Given the economic control that we have ceded to the European Union it raises the
question why did we join? And has membership been beneficial to us?
The main features of an economic union are:
A trading area (or market) within which persons, goods, services and capital can
move without hindrance. This feature is usually referred to as the 'four freedoms'.
In circumstances where these four freedoms exist it is necessary that there be a
common competition policy so that markets may operate in response to unfettered
market signals. This implies that governments should not be directly involved in
trading activities, neither should the State subsidise firms nor should states that are
members of an economic union unilaterally provide aids to industry.
Thus not only is it necessary that states are at similar stages of development in order
to prosper in an economic union (this is the reason why EU Cohesion Funds were
made available to assist the development of the Irish economy) but structural and
regional convergence would be a consequence of the economic union.
Advantages accruing from our of our membership of the EU include:
•
Access to European Markets.
•
A voice in the economic decisions being made by our main trading
partners.
•
Our farming sectors have enjoyed benefits through the Common
Agricultural Programme.
•
Direct foreign investment has increased to take advantage of
economic advantage we enjoy through being a member of the EU.
•
Our financial services sector have benefited from our membership.
•
The development of our economic infrastructure has been assisted
though funds made available from the European Cohesion Fund.
•
Removal of exchange rate uncertainty in foreign trade.
•
Reduction in transaction costs in international trade.
Monetary Union.
While an economic union can exist without a monetary union the opposite does not
hold, this is exemplified in the North American Free Trade Agreement (NAFTA) in
which there is no provision for the creation of a currency union between the US,
Canada and Mexico. That a monetary union constitutes a deeper economic
integration is manifest in the following further conditions that are necessary if a
successful sustainable monetary union is to be created.
The main features of a monetary union are:
The complete liberalisation of capital transactions and full integration of banking
and other financial markets.
The irreversible locking of exchange rates.
Complete convertibility of currencies.
The introduction of a single currency.
The conduct of a uniform monetary and exchange rate policy. Within European
Monetary Union the participating countries surrender control over their monetary
and exchange rates to the European Central Bank (ECB).

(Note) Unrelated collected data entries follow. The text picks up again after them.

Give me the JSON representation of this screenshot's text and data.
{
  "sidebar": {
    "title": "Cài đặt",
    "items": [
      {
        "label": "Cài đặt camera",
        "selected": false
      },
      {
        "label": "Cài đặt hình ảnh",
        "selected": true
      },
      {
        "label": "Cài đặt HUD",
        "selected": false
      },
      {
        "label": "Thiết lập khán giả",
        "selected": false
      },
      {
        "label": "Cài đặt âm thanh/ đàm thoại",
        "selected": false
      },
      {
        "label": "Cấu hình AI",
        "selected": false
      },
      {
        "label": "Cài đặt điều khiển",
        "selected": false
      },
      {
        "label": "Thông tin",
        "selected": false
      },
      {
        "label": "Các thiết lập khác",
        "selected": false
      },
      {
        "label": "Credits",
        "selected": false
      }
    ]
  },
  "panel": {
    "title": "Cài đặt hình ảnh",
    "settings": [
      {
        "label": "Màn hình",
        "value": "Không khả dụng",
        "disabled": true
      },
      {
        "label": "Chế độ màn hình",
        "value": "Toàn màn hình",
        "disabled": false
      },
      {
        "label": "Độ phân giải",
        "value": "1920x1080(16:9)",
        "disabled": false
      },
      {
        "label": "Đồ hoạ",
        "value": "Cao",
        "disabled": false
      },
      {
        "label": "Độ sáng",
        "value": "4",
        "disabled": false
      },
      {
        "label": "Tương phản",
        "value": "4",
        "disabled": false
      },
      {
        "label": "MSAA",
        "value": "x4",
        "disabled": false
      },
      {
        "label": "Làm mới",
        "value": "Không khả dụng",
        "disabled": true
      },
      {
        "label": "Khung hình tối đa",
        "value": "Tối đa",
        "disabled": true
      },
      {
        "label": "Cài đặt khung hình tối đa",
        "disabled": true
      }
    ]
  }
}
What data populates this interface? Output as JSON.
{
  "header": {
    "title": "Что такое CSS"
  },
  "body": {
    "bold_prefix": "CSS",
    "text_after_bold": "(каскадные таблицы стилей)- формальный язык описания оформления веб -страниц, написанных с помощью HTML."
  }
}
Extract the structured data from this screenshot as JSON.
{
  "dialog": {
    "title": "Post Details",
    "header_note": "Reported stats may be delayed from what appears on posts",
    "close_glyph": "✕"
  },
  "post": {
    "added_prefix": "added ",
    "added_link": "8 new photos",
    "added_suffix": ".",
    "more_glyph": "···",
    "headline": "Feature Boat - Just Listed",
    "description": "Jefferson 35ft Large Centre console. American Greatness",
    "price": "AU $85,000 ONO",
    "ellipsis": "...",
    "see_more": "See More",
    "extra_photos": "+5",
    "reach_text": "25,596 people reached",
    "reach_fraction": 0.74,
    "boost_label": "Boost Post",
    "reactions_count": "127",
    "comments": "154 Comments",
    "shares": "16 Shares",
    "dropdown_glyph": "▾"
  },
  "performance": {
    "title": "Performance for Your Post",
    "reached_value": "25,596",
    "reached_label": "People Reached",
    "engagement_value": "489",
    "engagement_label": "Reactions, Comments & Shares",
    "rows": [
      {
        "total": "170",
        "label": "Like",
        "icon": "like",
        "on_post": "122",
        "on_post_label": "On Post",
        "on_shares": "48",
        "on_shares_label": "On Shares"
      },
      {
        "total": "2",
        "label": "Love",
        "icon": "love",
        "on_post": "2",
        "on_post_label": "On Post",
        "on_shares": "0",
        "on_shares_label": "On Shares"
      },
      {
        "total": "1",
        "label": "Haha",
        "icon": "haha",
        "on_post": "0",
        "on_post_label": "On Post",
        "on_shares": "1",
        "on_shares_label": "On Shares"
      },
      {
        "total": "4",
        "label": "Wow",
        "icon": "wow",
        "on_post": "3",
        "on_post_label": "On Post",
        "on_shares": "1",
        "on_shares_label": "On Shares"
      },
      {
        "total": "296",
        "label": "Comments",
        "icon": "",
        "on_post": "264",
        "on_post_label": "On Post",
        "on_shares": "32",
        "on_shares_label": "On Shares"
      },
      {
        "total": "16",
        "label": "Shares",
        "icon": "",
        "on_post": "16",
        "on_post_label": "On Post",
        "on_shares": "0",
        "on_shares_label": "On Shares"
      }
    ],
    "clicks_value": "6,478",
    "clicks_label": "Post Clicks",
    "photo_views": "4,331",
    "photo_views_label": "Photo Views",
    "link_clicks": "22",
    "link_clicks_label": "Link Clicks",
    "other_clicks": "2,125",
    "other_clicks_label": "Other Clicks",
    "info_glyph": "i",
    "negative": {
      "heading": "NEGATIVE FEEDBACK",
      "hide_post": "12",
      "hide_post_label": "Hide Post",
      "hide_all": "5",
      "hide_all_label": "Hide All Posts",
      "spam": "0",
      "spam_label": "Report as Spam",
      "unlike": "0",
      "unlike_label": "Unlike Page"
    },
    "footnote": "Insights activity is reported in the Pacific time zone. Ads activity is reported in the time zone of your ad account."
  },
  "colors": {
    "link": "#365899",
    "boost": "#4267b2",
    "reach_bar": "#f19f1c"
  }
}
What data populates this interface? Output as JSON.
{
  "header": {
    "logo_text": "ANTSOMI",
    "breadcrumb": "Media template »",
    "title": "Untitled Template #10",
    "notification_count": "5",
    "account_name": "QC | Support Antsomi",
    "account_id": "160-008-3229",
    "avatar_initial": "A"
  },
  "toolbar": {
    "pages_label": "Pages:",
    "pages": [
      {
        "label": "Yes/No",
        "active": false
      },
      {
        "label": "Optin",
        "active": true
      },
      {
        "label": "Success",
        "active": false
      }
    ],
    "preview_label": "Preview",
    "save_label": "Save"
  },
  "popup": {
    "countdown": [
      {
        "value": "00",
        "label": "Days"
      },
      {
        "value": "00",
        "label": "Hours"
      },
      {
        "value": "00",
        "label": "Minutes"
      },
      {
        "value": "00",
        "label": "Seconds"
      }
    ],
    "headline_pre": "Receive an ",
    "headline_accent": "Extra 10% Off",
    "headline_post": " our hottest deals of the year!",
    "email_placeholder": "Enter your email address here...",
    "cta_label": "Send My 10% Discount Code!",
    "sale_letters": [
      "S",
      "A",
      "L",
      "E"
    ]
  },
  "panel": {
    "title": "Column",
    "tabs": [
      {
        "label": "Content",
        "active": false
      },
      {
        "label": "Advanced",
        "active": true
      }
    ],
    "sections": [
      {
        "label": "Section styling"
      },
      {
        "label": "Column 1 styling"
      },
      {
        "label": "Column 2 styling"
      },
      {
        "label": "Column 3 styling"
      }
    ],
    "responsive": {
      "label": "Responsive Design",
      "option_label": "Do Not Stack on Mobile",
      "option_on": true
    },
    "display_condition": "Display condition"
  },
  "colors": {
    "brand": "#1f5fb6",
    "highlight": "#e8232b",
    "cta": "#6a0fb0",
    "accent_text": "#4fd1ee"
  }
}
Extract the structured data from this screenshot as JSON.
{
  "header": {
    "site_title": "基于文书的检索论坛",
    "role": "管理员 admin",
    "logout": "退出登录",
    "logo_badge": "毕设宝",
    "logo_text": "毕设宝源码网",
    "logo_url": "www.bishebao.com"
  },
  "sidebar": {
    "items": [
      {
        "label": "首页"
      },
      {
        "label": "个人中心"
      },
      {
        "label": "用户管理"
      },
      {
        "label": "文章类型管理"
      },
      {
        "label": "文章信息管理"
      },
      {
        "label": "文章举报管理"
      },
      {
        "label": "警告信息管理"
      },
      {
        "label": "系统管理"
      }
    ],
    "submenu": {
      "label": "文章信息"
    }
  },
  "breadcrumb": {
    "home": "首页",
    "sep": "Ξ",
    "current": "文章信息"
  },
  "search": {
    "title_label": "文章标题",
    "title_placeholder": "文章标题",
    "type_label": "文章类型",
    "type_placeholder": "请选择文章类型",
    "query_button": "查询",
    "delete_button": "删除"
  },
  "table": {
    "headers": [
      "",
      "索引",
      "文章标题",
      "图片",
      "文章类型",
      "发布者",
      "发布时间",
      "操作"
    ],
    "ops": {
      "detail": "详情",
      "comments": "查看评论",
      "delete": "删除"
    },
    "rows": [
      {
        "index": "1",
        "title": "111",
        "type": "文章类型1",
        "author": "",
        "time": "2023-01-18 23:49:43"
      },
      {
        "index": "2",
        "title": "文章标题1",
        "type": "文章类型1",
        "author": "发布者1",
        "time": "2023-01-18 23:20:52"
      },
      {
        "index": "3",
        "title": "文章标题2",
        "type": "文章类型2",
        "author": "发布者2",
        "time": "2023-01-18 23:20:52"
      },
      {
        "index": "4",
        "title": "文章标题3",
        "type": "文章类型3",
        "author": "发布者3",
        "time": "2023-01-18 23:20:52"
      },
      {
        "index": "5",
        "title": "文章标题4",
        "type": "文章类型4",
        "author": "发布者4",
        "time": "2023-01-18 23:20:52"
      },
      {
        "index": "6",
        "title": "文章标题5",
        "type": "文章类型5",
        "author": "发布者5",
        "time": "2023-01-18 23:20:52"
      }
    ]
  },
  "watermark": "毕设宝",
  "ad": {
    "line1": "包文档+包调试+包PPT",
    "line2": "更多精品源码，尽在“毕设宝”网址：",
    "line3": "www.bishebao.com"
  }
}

Ireland as a small open economy.
One of the implications of the UK not being a member of the monetary union is that
the value of sterling can move in a different way to the value of the Euro. If the value
of the Euro rises relative to the value of sterling then our exports lose
competitiveness on UK markets. Conversely if the value of sterling rises relative to
the value of the Euro then the cost of our imports from the UK rise and we import
inflation. The same line of reasoning applies to our trade with the US. This problem
does not arise in relation to trade with other member states within the monetary zone.
Since, of all the member states within the euro zone, Ireland has the greatest
proportion of trade with non Euro zone countries, this is a problem that affects us to a
greater extent than it does any other member state.